Ich patrolowi prócz śpiewu ptaków towarzyszyło ciągłe paplanie dymnej. Nie można było przecież przejść obojętnie obok drzewa o tak rozbudowanej koronie liści, albo nie rzucić chociaż jednym komentarzem na temat kamieni porozrzucanych na piaszczystych, nadmorskich terenach, których na pewno wcześniej tu nie było (prawdopodobnie leżały tam dłużej niż Północ w ogóle żyła na tym świecie).

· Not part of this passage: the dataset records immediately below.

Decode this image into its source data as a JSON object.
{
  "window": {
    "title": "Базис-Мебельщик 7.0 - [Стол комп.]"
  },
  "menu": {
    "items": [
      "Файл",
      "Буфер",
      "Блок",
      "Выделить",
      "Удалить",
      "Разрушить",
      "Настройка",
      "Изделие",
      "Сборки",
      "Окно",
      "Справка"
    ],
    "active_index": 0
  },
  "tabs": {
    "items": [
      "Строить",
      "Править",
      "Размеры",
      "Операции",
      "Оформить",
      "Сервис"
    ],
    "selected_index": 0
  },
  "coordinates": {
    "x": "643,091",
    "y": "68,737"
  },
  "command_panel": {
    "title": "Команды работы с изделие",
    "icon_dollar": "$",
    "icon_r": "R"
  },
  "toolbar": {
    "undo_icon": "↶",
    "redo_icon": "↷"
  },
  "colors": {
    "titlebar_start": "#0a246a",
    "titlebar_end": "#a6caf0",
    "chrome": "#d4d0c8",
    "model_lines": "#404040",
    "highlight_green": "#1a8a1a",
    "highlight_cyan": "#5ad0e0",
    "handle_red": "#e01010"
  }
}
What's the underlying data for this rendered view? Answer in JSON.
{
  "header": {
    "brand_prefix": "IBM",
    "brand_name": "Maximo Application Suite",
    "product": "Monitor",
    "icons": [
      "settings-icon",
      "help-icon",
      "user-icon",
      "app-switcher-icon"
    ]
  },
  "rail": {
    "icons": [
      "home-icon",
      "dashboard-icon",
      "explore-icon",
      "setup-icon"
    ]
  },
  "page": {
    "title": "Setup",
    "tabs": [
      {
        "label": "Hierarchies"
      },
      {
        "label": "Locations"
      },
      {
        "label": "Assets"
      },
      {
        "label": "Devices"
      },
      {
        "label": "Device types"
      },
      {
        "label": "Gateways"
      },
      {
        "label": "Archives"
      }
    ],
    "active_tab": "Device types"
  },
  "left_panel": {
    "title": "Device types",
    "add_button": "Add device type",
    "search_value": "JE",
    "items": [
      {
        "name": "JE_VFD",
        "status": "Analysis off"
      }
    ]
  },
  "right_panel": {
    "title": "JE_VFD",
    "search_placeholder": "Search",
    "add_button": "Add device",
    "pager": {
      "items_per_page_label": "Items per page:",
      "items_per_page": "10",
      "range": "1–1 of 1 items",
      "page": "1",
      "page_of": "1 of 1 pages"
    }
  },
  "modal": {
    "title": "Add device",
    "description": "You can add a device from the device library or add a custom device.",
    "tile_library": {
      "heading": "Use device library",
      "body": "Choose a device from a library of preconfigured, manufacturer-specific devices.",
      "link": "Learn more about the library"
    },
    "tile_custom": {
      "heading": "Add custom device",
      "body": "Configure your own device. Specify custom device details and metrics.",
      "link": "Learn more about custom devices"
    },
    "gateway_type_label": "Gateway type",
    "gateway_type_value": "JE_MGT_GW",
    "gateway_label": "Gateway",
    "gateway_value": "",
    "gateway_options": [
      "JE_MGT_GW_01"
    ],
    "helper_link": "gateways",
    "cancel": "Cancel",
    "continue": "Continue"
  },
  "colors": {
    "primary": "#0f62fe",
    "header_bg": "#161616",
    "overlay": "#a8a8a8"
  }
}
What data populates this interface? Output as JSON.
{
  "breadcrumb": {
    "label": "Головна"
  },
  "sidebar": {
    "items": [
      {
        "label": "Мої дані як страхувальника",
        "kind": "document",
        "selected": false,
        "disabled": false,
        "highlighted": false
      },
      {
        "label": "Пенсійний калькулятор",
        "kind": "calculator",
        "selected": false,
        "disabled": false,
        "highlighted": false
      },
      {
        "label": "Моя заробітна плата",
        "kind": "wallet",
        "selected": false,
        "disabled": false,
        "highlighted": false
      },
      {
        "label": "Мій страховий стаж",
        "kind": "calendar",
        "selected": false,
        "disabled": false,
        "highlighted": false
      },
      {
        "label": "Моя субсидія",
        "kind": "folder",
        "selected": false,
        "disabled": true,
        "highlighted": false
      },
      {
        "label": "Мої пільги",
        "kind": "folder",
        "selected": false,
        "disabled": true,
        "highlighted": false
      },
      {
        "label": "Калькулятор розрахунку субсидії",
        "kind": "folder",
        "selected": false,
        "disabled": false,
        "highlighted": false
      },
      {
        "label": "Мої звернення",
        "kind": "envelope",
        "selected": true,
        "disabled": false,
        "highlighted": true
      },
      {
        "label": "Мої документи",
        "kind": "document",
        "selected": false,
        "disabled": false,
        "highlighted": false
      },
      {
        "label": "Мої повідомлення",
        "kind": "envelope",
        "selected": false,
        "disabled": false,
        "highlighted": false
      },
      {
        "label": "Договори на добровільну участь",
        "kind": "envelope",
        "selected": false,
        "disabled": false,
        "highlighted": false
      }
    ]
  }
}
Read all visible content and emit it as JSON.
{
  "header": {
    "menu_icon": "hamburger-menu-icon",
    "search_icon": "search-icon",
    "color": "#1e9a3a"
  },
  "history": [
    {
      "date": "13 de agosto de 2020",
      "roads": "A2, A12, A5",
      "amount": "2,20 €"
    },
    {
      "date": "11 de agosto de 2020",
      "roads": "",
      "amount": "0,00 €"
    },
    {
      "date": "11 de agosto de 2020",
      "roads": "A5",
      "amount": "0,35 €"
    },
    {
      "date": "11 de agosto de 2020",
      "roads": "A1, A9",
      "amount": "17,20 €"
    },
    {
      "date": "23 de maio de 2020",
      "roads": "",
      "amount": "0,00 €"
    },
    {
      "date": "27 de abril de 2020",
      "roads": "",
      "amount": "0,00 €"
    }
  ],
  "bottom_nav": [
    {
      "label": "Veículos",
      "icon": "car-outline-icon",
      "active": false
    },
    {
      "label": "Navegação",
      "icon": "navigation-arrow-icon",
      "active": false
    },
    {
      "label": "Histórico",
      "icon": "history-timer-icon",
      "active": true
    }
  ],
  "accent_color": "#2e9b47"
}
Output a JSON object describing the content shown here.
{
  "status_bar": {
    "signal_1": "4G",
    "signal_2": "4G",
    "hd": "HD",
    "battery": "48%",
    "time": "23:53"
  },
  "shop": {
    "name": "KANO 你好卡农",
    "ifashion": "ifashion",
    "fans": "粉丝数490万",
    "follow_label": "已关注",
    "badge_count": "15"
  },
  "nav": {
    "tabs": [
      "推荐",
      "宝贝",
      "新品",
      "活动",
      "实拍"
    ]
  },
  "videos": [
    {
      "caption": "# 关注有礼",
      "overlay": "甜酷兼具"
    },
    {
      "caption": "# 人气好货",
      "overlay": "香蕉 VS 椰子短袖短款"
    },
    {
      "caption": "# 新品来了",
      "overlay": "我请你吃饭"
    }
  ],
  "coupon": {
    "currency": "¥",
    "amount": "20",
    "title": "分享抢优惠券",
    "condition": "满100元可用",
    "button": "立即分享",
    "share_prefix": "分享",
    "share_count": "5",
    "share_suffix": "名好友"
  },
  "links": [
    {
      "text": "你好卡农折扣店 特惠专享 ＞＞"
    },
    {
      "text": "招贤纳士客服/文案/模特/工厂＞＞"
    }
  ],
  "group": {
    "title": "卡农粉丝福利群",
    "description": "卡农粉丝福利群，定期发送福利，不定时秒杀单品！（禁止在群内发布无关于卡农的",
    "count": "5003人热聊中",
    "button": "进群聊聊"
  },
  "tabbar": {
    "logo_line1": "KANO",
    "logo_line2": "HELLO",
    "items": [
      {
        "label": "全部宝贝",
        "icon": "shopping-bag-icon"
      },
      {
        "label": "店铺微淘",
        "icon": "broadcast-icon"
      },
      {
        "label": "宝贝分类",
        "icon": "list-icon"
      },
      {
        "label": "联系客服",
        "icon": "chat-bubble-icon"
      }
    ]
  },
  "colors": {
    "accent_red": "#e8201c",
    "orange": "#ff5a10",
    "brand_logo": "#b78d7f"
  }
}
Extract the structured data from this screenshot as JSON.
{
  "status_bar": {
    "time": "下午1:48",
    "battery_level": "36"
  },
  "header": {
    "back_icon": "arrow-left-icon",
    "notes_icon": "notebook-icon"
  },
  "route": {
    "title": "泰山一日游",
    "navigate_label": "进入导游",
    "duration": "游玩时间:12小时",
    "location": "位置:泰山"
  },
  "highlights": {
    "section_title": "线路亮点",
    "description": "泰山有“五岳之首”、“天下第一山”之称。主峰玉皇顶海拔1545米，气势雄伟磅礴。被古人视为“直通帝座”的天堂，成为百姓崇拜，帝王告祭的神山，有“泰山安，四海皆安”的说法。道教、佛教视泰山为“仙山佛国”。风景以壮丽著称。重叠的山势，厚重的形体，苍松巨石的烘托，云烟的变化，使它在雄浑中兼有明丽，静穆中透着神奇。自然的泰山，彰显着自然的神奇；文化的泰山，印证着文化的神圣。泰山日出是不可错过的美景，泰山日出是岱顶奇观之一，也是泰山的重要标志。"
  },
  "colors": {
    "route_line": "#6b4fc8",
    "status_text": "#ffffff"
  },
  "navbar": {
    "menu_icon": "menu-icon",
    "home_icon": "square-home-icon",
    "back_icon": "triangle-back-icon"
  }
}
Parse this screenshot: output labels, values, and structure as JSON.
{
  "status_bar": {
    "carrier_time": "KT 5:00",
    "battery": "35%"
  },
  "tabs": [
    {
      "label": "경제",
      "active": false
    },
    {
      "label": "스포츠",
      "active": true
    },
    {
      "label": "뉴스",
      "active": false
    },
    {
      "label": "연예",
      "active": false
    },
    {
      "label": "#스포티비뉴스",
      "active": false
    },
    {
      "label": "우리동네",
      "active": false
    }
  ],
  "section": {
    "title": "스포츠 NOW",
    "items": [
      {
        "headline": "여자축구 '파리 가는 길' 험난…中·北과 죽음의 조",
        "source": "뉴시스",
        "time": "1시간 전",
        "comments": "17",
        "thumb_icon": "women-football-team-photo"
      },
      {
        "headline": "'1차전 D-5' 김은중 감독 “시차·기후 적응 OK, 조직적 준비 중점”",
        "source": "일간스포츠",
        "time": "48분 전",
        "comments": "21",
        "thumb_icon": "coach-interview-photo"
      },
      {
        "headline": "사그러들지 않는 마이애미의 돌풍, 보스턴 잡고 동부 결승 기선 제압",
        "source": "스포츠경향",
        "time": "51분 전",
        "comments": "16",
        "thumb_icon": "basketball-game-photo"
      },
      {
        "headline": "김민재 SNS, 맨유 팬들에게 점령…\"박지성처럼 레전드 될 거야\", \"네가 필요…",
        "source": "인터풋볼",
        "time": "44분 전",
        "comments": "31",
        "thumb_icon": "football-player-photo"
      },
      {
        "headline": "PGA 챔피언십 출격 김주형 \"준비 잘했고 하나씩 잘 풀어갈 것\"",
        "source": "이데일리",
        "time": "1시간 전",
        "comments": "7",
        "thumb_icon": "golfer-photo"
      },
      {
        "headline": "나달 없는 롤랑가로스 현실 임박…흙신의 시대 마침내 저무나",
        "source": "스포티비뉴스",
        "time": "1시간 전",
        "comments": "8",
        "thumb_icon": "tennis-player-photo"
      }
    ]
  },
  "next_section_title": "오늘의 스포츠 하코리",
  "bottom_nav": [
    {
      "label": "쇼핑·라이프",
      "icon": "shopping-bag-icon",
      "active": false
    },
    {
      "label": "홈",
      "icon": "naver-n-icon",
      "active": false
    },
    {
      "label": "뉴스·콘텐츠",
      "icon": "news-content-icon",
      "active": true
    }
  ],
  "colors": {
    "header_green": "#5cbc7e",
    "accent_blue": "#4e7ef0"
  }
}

Nie była w stanie określić, czy jej towarzysze są zmęczeni jej gadaniem, czy może wręcz pasuje im, że to ona przejęła rolę gawędziarza w tej grupie.
Z racji narastających upałów, postanowili urządzić sobie przerwę, przystając pod jednym z drzew, gdzie rozłożystość gałęzi zapewniała im odpowiednią ochronę od promieni słońca.
Przeciągnęła się, zerkając w zamyśle na szylkretkową, w głównej mierze czarnawą uczennicę.
— Masz bardzo ładne futro, wiesz Siewcza Łapo? — zagadnęła.
Młodsza wzdrygnęła się i rozejrzała w popłochu po otoczeniu. W końcu spojrzenie pomarańczowych ślepi padło na nią.
— S-słucham? — wykrztusiła zaskoczona.
Północ przekrzywiła łeb, uśmiechając się, z lekka rozbawiona reakcją.
— Masz ładne futro — powtórzyła. — Takie barwne. Moja siostra ma podobne, tylko ma więcej przejaśnień. Zgubiony Obuwik, może ją już widziałaś. Wbrew pozorom, wcale się nie gubi, zawsze jestem w stanie ją znaleźć — dodała, prostując się. Coś sobie przypomniała. — Ty też masz siostrę, co nie?
Siewka ostrożnie pokiwała głową.
— Tak, Jaskółcza Łapa — mruknęła.
— O, ona ma takie futerko koloru piasku, tylko w takie zabawne wywijasy, też o barwie piasku, tylko takiego... — zawahała się, szukając odpowiedniego określenia — muśniętego słońcem! O, o to mi chodziło — stwierdziła usatysfakcjonowana własnym tokiem rozumowania.
Zerknęła na Jastrząb, która chwilowo siedziała z boku wpatrzona w niebo, przyglądając się przelatującym ptakom. Pokrzywowe Zarośle natomiast spoglądał co rusz w ich stronę.
— Trochę już jesteś z nami w Klanie Klfiu — podjęła się tematu dymna. — I jak ci się u nas podoba? Piękne miejsce, czyż nie? Mamy morze, klify, wodospad, silnych wojowników, tyle wspaniałości do podziwu!